The rhetoric is not abstract. From Osama bin Laden’s 1998 fatwa against “Jews and Crusaders” to Islamic State spokesman Abu Mohammed al-Adnani’s 2014 vow to “conquer your Rome, break your crosses, and enslave your women,” the message has been explicit and repetitive. Al-Qaeda’s Ayman al-Zawahiri framed global events as an eternal confrontation between Muslims and “the Crusaders and their allies.” Islamic State propaganda went further: its French-language magazine Dar al-Islam urged attacks on churches in 2015 to “instill fear in their hearts,” while the Thabat news agency in 2020 called for knife and vehicle assaults on Christian places of worship in response to perceived French “Islamophobia.” In January 2024, Islamic State relaunched an international campaign under the Quranic slogan “Kill them wherever you find them,” explicitly targeting Jews and Christians.

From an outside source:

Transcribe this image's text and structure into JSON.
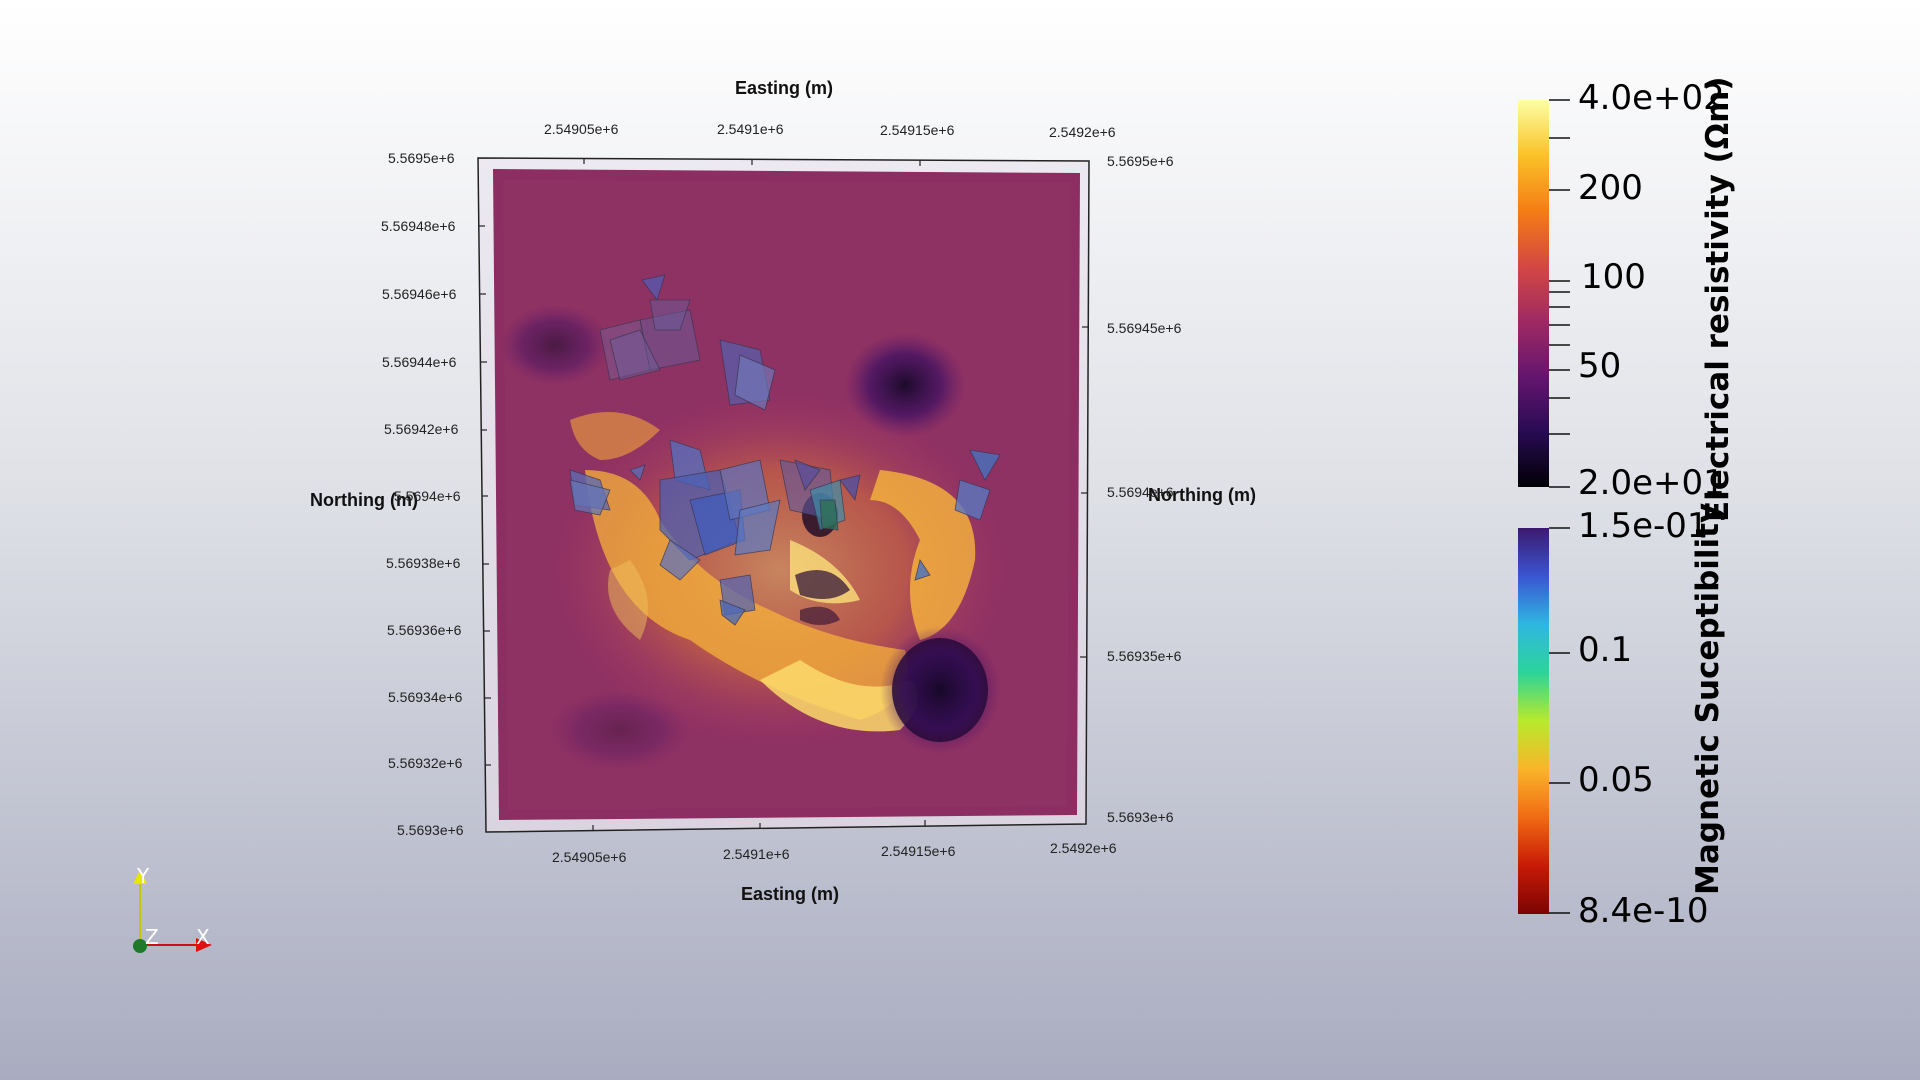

The human toll spans continents and decades. In 1990s Algeria, the Armed Islamic Group murdered at least 19 priests and religious figures. In Pakistan, al-Qaeda orchestrated repeated attacks on Christian communities throughout the 2000s. The 2015 filmed execution of 21 Egyptian Coptic workers on a Libyan beach—branded by Islamic State as “a message signed in blood to the nation of the cross”—shocked the world.

Europe has repeatedly borne the brunt. The 2016 Berlin Christmas market truck attack that killed 12, the throat-slitting of Father Jacques Hamel in his Normandy church the same year, and the 2020 beheading attack inside Nice’s Basilica of Notre-Dame are only the most visible episodes. Foiled plots tell a similar story: a 2000 plan to bomb Strasbourg Cathedral, Sid Ahmed Ghlam’s 2015 church attack scheme in Villejuif, a 2016 car bomb discovered near Notre-Dame in Paris, and a 2021 arrest in Béziers of a radicalized woman preparing to strike her local church.

Even outside headline attacks, low-level anti-Christian violence has surged. The Observatory on Intolerance and Discrimination against Christians in Europe (OIDAC) recorded 337 anti-Christian incidents in Germany in 2024 alone, including 33 church arsons. In France, worshippers have faced tear-gas assaults during services and historic sites have been set ablaze.

The DGSI warns that the strategic objective extends beyond immediate casualties: jihadist ideologues, including the influential Abu Musab al-Suri as early as 2005, have openly sought to provoke European societies into anti-Muslim backlash, thereby accelerating radicalization and recruitment.

“Christianity is at the heart of the jihadist target,” the intelligence note concludes bluntly, urging realism in the face of a threat many European leaders have preferred to downplay or reframe as generic extremism.

With the Lyon attack against Ashur Sarnaya serving as the latest reminder, French authorities are confronting a hatred that shows no sign of abating—and a ideological war declared, in the terrorists’ own words, against the cross itself.